DeBERTa-v3: How to keep ELECTRA-style task-head?

While DeBERTa-v2 was trained with masked language modelling (MLM), DeBERTa-v3 is an improved version pre-trained with the ELECTRA pre-training task (replaced token detection, RTD), which seems to be much more efficient than MLM. (see here: https://arxiv.org/pdf/2111.09543.pdf)

I want to load DeBERTa-v3 with its original RTD task head. When I load it with the code below, however, Transformers always seems to delete the model head.

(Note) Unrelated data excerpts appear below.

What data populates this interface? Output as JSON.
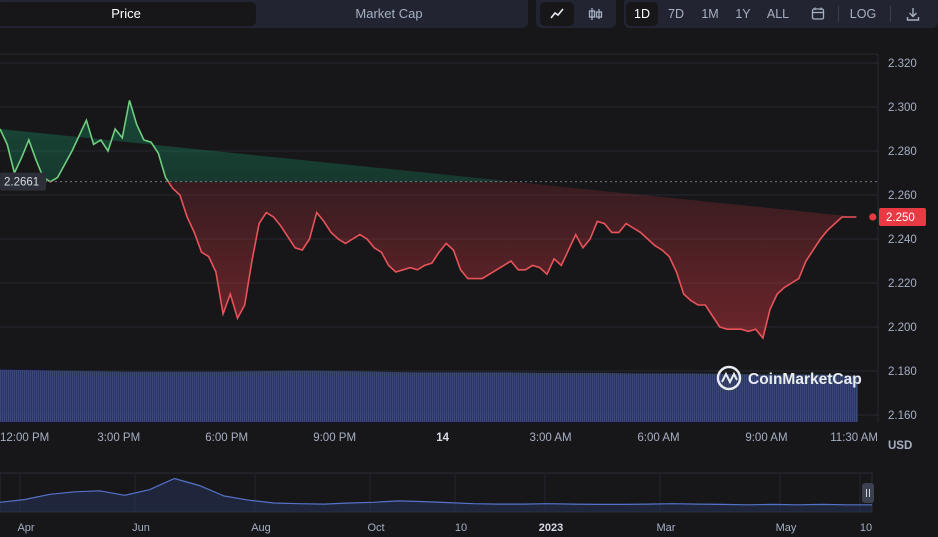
{
  "toolbar": {
    "tabs": [
      {
        "label": "Price",
        "active": true
      },
      {
        "label": "Market Cap",
        "active": false
      }
    ],
    "chart_type_icons": [
      {
        "icon": "line-chart-icon",
        "active": true
      },
      {
        "icon": "candlestick-icon",
        "active": false
      }
    ],
    "ranges": [
      {
        "label": "1D",
        "active": true
      },
      {
        "label": "7D",
        "active": false
      },
      {
        "label": "1M",
        "active": false
      },
      {
        "label": "1Y",
        "active": false
      },
      {
        "label": "ALL",
        "active": false
      }
    ],
    "calendar_icon": "calendar-icon",
    "log_label": "LOG",
    "download_icon": "download-icon"
  },
  "watermark": "CoinMarketCap",
  "currency_label": "USD",
  "colors": {
    "background": "#17171a",
    "up": "#16c784",
    "up_line": "#6fcf7e",
    "down": "#ea3943",
    "down_line": "#e8535a",
    "volume": "#3a4a78",
    "grid": "#262930",
    "navigator_line": "#5672c8"
  },
  "chart_data": {
    "type": "line",
    "reference_price": 2.2661,
    "reference_label": "2.2661",
    "current_price": 2.25,
    "current_label": "2.250",
    "ylim": [
      2.16,
      2.32
    ],
    "y_ticks": [
      "2.320",
      "2.300",
      "2.280",
      "2.260",
      "2.240",
      "2.220",
      "2.200",
      "2.180",
      "2.160"
    ],
    "x_ticks": [
      "12:00 PM",
      "3:00 PM",
      "6:00 PM",
      "9:00 PM",
      "14",
      "3:00 AM",
      "6:00 AM",
      "9:00 AM",
      "11:30 AM"
    ],
    "x_hours": [
      0,
      3,
      6,
      9,
      12,
      15,
      18,
      21,
      23.5
    ],
    "xlim_hours": [
      -0.3,
      24.1
    ],
    "series": [
      {
        "x_hours": [
          -0.3,
          -0.1,
          0.1,
          0.3,
          0.5,
          0.7,
          0.9,
          1.1,
          1.3,
          1.5,
          1.7,
          1.9,
          2.1,
          2.3,
          2.5,
          2.7,
          2.9,
          3.1,
          3.3,
          3.5,
          3.7,
          3.9,
          4.1,
          4.3,
          4.5,
          4.7,
          4.9,
          5.1,
          5.3,
          5.5,
          5.7,
          5.9,
          6.1,
          6.3,
          6.5,
          6.7,
          6.9,
          7.1,
          7.3,
          7.5,
          7.7,
          7.9,
          8.1,
          8.3,
          8.5,
          8.7,
          8.9,
          9.1,
          9.3,
          9.5,
          9.7,
          9.9,
          10.1,
          10.3,
          10.5,
          10.7,
          10.9,
          11.1,
          11.3,
          11.5,
          11.7,
          11.9,
          12.1,
          12.3,
          12.5,
          12.7,
          12.9,
          13.1,
          13.3,
          13.5,
          13.7,
          13.9,
          14.1,
          14.3,
          14.5,
          14.7,
          14.9,
          15.1,
          15.3,
          15.5,
          15.7,
          15.9,
          16.1,
          16.3,
          16.5,
          16.7,
          16.9,
          17.1,
          17.3,
          17.5,
          17.7,
          17.9,
          18.1,
          18.3,
          18.5,
          18.7,
          18.9,
          19.1,
          19.3,
          19.5,
          19.7,
          19.9,
          20.1,
          20.3,
          20.5,
          20.7,
          20.9,
          21.1,
          21.3,
          21.5,
          21.7,
          21.9,
          22.1,
          22.3,
          22.5,
          22.7,
          22.9,
          23.1,
          23.3,
          23.5,
          23.7,
          23.9
        ],
        "values": [
          2.29,
          2.283,
          2.27,
          2.277,
          2.285,
          2.276,
          2.268,
          2.266,
          2.268,
          2.274,
          2.28,
          2.287,
          2.294,
          2.283,
          2.285,
          2.28,
          2.29,
          2.286,
          2.303,
          2.292,
          2.285,
          2.284,
          2.279,
          2.268,
          2.263,
          2.26,
          2.25,
          2.243,
          2.234,
          2.232,
          2.225,
          2.206,
          2.215,
          2.204,
          2.21,
          2.23,
          2.247,
          2.252,
          2.25,
          2.246,
          2.241,
          2.236,
          2.235,
          2.24,
          2.252,
          2.248,
          2.243,
          2.24,
          2.238,
          2.24,
          2.242,
          2.24,
          2.236,
          2.234,
          2.228,
          2.225,
          2.226,
          2.227,
          2.226,
          2.228,
          2.229,
          2.234,
          2.238,
          2.235,
          2.226,
          2.222,
          2.222,
          2.222,
          2.224,
          2.226,
          2.228,
          2.23,
          2.226,
          2.226,
          2.228,
          2.227,
          2.224,
          2.231,
          2.228,
          2.235,
          2.242,
          2.236,
          2.24,
          2.248,
          2.247,
          2.243,
          2.243,
          2.247,
          2.245,
          2.243,
          2.24,
          2.237,
          2.235,
          2.232,
          2.225,
          2.215,
          2.212,
          2.21,
          2.21,
          2.205,
          2.2,
          2.199,
          2.199,
          2.199,
          2.198,
          2.199,
          2.195,
          2.208,
          2.215,
          2.218,
          2.22,
          2.222,
          2.23,
          2.235,
          2.24,
          2.244,
          2.247,
          2.25,
          2.25,
          2.25
        ]
      }
    ],
    "volume_series": {
      "x_hours": [
        -0.3,
        0.6,
        1.5,
        2.4,
        3.3,
        4.2,
        5.1,
        6,
        6.9,
        7.8,
        8.7,
        9.6,
        10.5,
        11.4,
        12.3,
        13.2,
        14.1,
        15,
        15.9,
        16.8,
        17.7,
        18.6,
        19.5,
        20.4,
        21.3,
        22.2,
        23.1,
        23.8
      ],
      "values": [
        0.97,
        0.96,
        0.95,
        0.94,
        0.93,
        0.93,
        0.93,
        0.93,
        0.94,
        0.95,
        0.95,
        0.94,
        0.93,
        0.92,
        0.92,
        0.92,
        0.92,
        0.91,
        0.91,
        0.91,
        0.9,
        0.9,
        0.9,
        0.89,
        0.88,
        0.88,
        0.88,
        0.86
      ]
    },
    "navigator": {
      "x_ticks": [
        "Apr",
        "Jun",
        "Aug",
        "Oct",
        "10",
        "2023",
        "Mar",
        "May",
        "10"
      ],
      "values": [
        0.22,
        0.3,
        0.45,
        0.52,
        0.55,
        0.42,
        0.58,
        0.9,
        0.7,
        0.4,
        0.28,
        0.2,
        0.18,
        0.17,
        0.2,
        0.22,
        0.26,
        0.24,
        0.21,
        0.18,
        0.17,
        0.17,
        0.18,
        0.17,
        0.16,
        0.16,
        0.17,
        0.18,
        0.17,
        0.16,
        0.15,
        0.16,
        0.15,
        0.16,
        0.15,
        0.15
      ]
    }
  }
}
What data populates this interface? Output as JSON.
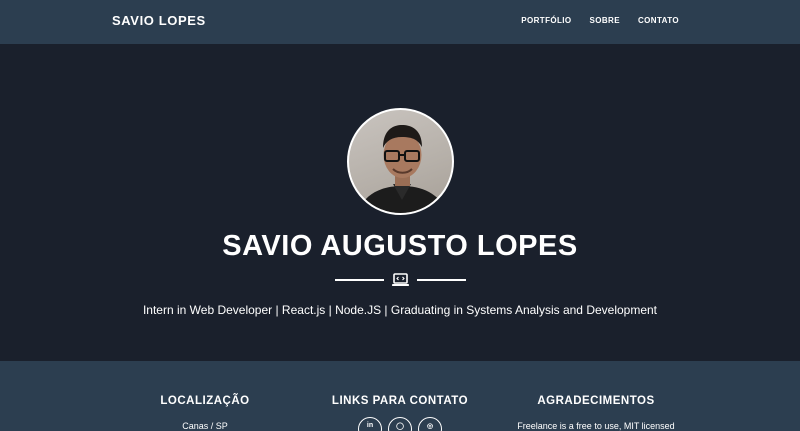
{
  "navbar": {
    "brand": "SAVIO LOPES",
    "links": [
      "PORTFÓLIO",
      "SOBRE",
      "CONTATO"
    ]
  },
  "masthead": {
    "name": "SAVIO AUGUSTO LOPES",
    "subtitle": "Intern in Web Developer | React.js | Node.JS | Graduating in Systems Analysis and Development",
    "divider_icon": "laptop-code-icon"
  },
  "footer": {
    "location": {
      "title": "LOCALIZAÇÃO",
      "text": "Canas / SP"
    },
    "contact": {
      "title": "LINKS PARA CONTATO",
      "icons": [
        "linkedin-icon",
        "github-icon",
        "dribbble-icon"
      ],
      "icon_glyphs": [
        "in",
        "◯",
        "◎"
      ]
    },
    "thanks": {
      "title": "AGRADECIMENTOS",
      "text": "Freelance is a free to use, MIT licensed"
    }
  },
  "colors": {
    "navbar": "#2c3e50",
    "masthead": "#1a202c",
    "footer": "#2c3e50",
    "text": "#ffffff"
  }
}
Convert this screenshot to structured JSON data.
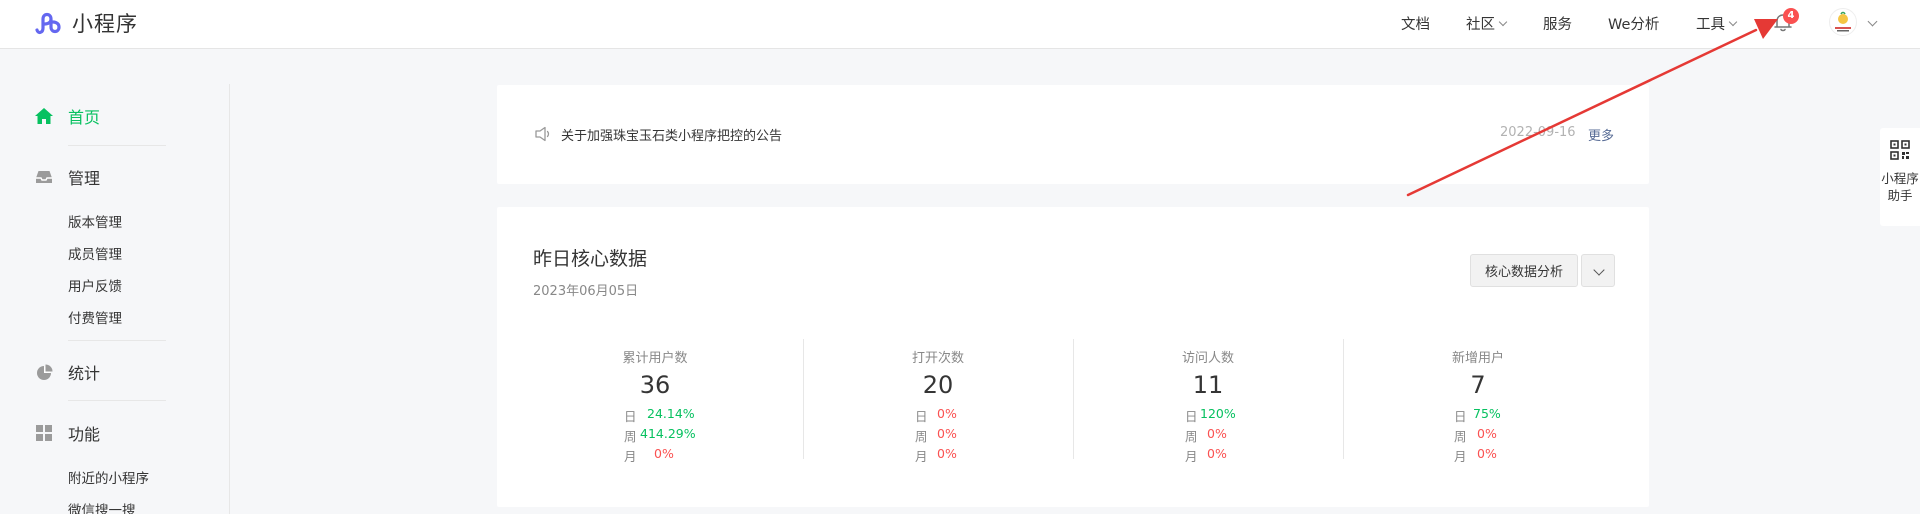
{
  "header": {
    "brand": "小程序",
    "nav": [
      {
        "label": "文档",
        "has_dropdown": false
      },
      {
        "label": "社区",
        "has_dropdown": true
      },
      {
        "label": "服务",
        "has_dropdown": false
      },
      {
        "label": "We分析",
        "has_dropdown": false
      },
      {
        "label": "工具",
        "has_dropdown": true
      }
    ],
    "notification_count": "4",
    "bell_icon": "bell-icon",
    "avatar_icon": "avatar-icon"
  },
  "sidebar": {
    "home": "首页",
    "manage": "管理",
    "manage_items": [
      "版本管理",
      "成员管理",
      "用户反馈",
      "付费管理"
    ],
    "stats": "统计",
    "features": "功能",
    "feature_items": [
      "附近的小程序",
      "微信搜一搜"
    ]
  },
  "notice": {
    "text": "关于加强珠宝玉石类小程序把控的公告",
    "date": "2022-09-16",
    "more": "更多"
  },
  "core": {
    "title": "昨日核心数据",
    "date": "2023年06月05日",
    "analysis_button": "核心数据分析",
    "metrics": [
      {
        "label": "累计用户数",
        "value": "36",
        "day": "24.14%",
        "week": "414.29%",
        "month": "0%",
        "day_trend": "up",
        "week_trend": "up",
        "month_trend": "down"
      },
      {
        "label": "打开次数",
        "value": "20",
        "day": "0%",
        "week": "0%",
        "month": "0%",
        "day_trend": "down",
        "week_trend": "down",
        "month_trend": "down"
      },
      {
        "label": "访问人数",
        "value": "11",
        "day": "120%",
        "week": "0%",
        "month": "0%",
        "day_trend": "up",
        "week_trend": "down",
        "month_trend": "down"
      },
      {
        "label": "新增用户",
        "value": "7",
        "day": "75%",
        "week": "0%",
        "month": "0%",
        "day_trend": "up",
        "week_trend": "down",
        "month_trend": "down"
      }
    ],
    "period_labels": {
      "day": "日",
      "week": "周",
      "month": "月"
    }
  },
  "helper": {
    "line1": "小程序",
    "line2": "助手"
  },
  "colors": {
    "accent": "#07c160",
    "negative": "#fa5151",
    "link": "#576b95",
    "annotation_arrow": "#e53935"
  }
}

from transformers import AutoModel, AutoTokenizer, AutoConfig, AutoModelForPreTraining
model_name = "microsoft/deberta-v3-base"
discriminator = AutoModelForPreTraining.from_pretrained("microsoft/deberta-v3-base")  
tokenizer = AutoTokenizer.from_pretrained("microsoft/deberta-v3-base") 

# resulting warning:
Some weights of the model checkpoint at microsoft/deberta-v3-base were not used when initializing DebertaV2ForMaskedLM: ['lm_predictions.lm_head.dense.bias', 'mask_predictions.dense.weight', 'lm_predictions.lm_head.dense.weight', 'lm_predictions.lm_head.LayerNorm.bias', 'mask_predictions.LayerNorm.weight', 'mask_predictions.classifier.bias', 'lm_predictions.lm_head.bias', 'mask_predictions.LayerNorm.bias', 'deberta.embeddings.position_embeddings.weight', 'mask_predictions.classifier.weight', 'mask_predictions.dense.bias', 'lm_predictions.lm_head.LayerNorm.weight']
- This IS expected if you are initializing DebertaV2ForMaskedLM from the checkpoint of a model trained on another task or with another architecture (e.g. initializing a BertForSequenceClassification model from a BertForPreTraining model).
- This IS NOT expected if you are initializing DebertaV2ForMaskedLM from the checkpoint of a model that you expect to be exactly identical (initializing a BertForSequenceClassification model from a BertForSequenceClassification model).
Some weights of DebertaV2ForMaskedLM were not initialized from the model checkpoint at microsoft/deberta-v3-base and are newly initialized: ['cls.predictions.decoder.weight', 'cls.predictions.transform.LayerNorm.bias', 'cls.predictions.transform.dense.bias', 'cls.predictions.bias', 'cls.predictions.transform.dense.weight', 'cls.predictions.transform.LayerNorm.weight']
You should probably TRAIN this model on a down-stream task to be able to use it for predictions and inference.
Special tokens have been added in the vocabulary, make sure the associated word embeddings are fine-tuned or trained.

=> Question: is there some way to prevent Transformers from deleting the task-head?
I imagine that this is due to the fact that the DeBERTa config is for DeBERTa-v2 (with MLM head) but there is no config for v3.

I don’t have the same issue if I import ELECTRA with the code below. With ELECTRA, I can use the RTD head without a problem.

from transformers import ElectraForPreTraining, ElectraTokenizerFast
discriminator = ElectraForPreTraining.from_pretrained("google/electra-small-discriminator")  
tokenizer = ElectraTokenizerFast.from_pretrained("google/electra-small-discriminator")

I found the location of RTD model in GitHub → “DeBERTa/replaced_token_detection_model.py at master · microsoft/DeBERTa · GitHub

from DeBERTa.apps.models.replaced_token_detection_model import ReplacedTokenDetectionModel
from transformers import AutoTokenizer
model = ReplacedTokenDetectionModel.load_model(None,'/experiments/language_model/deberta_large.json')
model.load_state_dict(torch.load('pytorch_model.bin')
tokenizer = AutoTokenizer.from_pretrained('microsoft/deberta-v3-large')

input = tokenizer('The Chinese sports delegation is the last to enter the 2002 Winter Olympics',return_tensors='pt')
out = model(input_ids=input['input_ids'],input_mask=input['attention_mask'],labels=torch.tensor([0,0,0,0,0,0,0,0,0,0,0,1,0,0,0])
print(out['logits'])

Thanks for sharing, I will try it out!